You should also check for signs of flood damage. "Look under the carpets, so pull the floor mats back and stick your hand under there. If it feels wet or damp that's not right and make sure you do the same exact thing for the trunk," said Moody.
Also, open up the hood and check underneath. Is there sand, silt or mud? That could be a sign that car was submerged in flood water.
Another easy telltale sign to pay attention to is the smell. Does the car smell musty or damp? When you were shown the car, was it parked with all the windows down to alleviate the smell? If the windows are fogging up from the inside, that may be another sign the car was affected by flooding or heavy rains.

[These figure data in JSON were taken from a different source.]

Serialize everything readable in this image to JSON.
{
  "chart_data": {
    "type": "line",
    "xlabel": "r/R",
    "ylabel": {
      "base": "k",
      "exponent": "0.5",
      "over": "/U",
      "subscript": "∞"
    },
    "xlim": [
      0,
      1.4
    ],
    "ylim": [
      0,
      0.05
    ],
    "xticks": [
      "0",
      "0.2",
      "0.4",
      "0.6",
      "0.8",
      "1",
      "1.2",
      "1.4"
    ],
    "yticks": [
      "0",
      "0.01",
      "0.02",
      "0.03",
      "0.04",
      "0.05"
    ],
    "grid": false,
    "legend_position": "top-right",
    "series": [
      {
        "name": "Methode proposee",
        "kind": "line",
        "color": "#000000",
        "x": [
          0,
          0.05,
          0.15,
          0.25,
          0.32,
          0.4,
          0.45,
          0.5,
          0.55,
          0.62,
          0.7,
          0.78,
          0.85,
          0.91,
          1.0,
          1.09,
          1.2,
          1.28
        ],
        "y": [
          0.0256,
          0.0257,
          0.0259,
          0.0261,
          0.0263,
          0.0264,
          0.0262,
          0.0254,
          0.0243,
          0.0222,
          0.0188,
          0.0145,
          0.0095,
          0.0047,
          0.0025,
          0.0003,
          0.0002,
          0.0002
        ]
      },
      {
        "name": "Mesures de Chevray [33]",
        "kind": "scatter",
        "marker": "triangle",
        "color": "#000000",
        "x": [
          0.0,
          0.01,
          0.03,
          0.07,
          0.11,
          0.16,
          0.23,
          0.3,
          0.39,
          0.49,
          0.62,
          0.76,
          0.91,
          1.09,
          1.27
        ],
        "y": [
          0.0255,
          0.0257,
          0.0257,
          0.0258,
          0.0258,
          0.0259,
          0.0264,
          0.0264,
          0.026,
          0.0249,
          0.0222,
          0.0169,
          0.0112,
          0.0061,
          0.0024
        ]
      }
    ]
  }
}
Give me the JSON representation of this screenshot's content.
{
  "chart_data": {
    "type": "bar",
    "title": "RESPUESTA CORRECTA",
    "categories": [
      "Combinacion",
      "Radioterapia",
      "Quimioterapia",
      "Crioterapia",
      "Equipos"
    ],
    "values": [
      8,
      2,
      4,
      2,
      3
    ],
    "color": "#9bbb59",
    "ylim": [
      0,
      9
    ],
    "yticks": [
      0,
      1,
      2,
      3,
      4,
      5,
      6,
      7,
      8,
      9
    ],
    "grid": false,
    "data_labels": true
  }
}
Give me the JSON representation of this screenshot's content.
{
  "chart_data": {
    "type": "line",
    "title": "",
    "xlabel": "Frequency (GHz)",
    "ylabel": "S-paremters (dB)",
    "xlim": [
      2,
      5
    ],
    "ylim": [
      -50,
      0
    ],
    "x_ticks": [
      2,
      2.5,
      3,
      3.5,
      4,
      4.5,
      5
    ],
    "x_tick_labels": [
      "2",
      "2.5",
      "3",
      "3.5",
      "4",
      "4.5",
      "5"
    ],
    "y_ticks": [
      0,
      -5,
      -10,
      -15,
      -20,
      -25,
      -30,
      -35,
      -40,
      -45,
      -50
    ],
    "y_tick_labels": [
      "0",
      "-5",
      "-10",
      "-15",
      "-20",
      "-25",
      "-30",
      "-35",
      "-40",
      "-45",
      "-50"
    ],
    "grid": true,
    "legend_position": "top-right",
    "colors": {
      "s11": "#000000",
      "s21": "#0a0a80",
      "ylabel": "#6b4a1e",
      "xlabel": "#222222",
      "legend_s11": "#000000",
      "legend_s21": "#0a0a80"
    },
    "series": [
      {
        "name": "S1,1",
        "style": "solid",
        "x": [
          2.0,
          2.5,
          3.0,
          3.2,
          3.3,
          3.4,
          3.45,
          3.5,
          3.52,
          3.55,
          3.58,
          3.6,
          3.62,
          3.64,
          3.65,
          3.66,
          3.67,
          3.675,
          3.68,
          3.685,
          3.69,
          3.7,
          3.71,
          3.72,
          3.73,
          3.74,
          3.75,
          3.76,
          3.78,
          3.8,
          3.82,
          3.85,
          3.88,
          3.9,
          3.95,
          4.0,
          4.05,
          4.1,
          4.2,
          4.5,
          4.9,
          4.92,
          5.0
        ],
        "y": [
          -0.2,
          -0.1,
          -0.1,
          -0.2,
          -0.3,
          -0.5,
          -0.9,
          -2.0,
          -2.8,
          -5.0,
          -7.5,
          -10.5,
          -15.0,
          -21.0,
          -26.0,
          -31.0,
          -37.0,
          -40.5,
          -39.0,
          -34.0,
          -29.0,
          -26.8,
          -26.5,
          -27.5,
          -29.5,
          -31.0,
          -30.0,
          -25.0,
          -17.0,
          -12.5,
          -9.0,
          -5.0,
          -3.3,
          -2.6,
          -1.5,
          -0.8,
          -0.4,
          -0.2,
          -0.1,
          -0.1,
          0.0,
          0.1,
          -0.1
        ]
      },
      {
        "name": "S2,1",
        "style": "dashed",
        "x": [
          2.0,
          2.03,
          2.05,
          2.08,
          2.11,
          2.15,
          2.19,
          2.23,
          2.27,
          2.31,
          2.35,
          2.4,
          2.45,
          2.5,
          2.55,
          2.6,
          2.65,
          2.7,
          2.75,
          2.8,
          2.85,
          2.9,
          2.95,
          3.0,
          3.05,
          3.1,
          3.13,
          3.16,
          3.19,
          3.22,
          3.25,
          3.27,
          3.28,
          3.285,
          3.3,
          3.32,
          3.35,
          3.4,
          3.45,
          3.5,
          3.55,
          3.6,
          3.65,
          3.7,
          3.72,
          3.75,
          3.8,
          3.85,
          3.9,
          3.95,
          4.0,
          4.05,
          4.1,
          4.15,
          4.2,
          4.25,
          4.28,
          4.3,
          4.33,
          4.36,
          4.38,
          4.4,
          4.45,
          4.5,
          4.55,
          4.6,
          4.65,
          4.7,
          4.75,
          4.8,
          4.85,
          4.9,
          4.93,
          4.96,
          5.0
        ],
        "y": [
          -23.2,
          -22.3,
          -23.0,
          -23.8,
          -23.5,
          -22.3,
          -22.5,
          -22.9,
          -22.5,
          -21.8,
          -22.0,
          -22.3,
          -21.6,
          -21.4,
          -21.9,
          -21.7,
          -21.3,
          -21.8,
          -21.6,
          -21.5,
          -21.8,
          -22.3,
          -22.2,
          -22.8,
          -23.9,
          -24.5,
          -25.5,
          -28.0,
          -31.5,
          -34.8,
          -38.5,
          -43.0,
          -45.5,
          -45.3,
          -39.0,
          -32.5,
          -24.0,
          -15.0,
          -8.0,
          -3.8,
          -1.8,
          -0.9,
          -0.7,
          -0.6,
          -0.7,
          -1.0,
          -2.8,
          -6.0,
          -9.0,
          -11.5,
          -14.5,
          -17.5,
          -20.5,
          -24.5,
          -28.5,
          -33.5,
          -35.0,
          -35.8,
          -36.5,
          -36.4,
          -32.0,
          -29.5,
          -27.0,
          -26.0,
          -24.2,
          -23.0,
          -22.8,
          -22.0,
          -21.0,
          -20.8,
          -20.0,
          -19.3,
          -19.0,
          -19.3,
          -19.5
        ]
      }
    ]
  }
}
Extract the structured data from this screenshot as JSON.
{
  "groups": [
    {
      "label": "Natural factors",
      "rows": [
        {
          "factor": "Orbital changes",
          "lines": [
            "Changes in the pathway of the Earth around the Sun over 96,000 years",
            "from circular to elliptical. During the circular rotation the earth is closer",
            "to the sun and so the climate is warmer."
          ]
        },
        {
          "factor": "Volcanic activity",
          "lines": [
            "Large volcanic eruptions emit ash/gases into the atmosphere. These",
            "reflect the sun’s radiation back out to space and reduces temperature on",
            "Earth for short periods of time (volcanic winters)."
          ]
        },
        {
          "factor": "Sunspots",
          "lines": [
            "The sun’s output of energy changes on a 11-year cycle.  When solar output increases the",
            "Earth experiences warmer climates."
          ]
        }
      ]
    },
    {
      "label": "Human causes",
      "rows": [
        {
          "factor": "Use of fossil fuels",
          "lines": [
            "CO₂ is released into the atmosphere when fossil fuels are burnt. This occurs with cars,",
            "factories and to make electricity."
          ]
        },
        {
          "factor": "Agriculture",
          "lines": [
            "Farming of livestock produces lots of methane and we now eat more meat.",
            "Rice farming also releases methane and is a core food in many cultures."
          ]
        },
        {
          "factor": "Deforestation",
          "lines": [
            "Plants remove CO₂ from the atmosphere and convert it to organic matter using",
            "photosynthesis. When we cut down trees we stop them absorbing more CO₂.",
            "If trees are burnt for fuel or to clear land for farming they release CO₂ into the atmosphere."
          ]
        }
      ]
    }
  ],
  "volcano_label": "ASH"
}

You should also check the vehicle's history. You can purchase a report of the car's past, including states where it's been registered which can help you determine if the vehicle was in an area affected by flooding. You can also check to see if a flood claim has been issued on the car.
Look for rust, especially underneath the car and in places like under the seats, where bolts and screws hold it into place.
"As always, if the price is just too good to be true, it probably is," said Moody.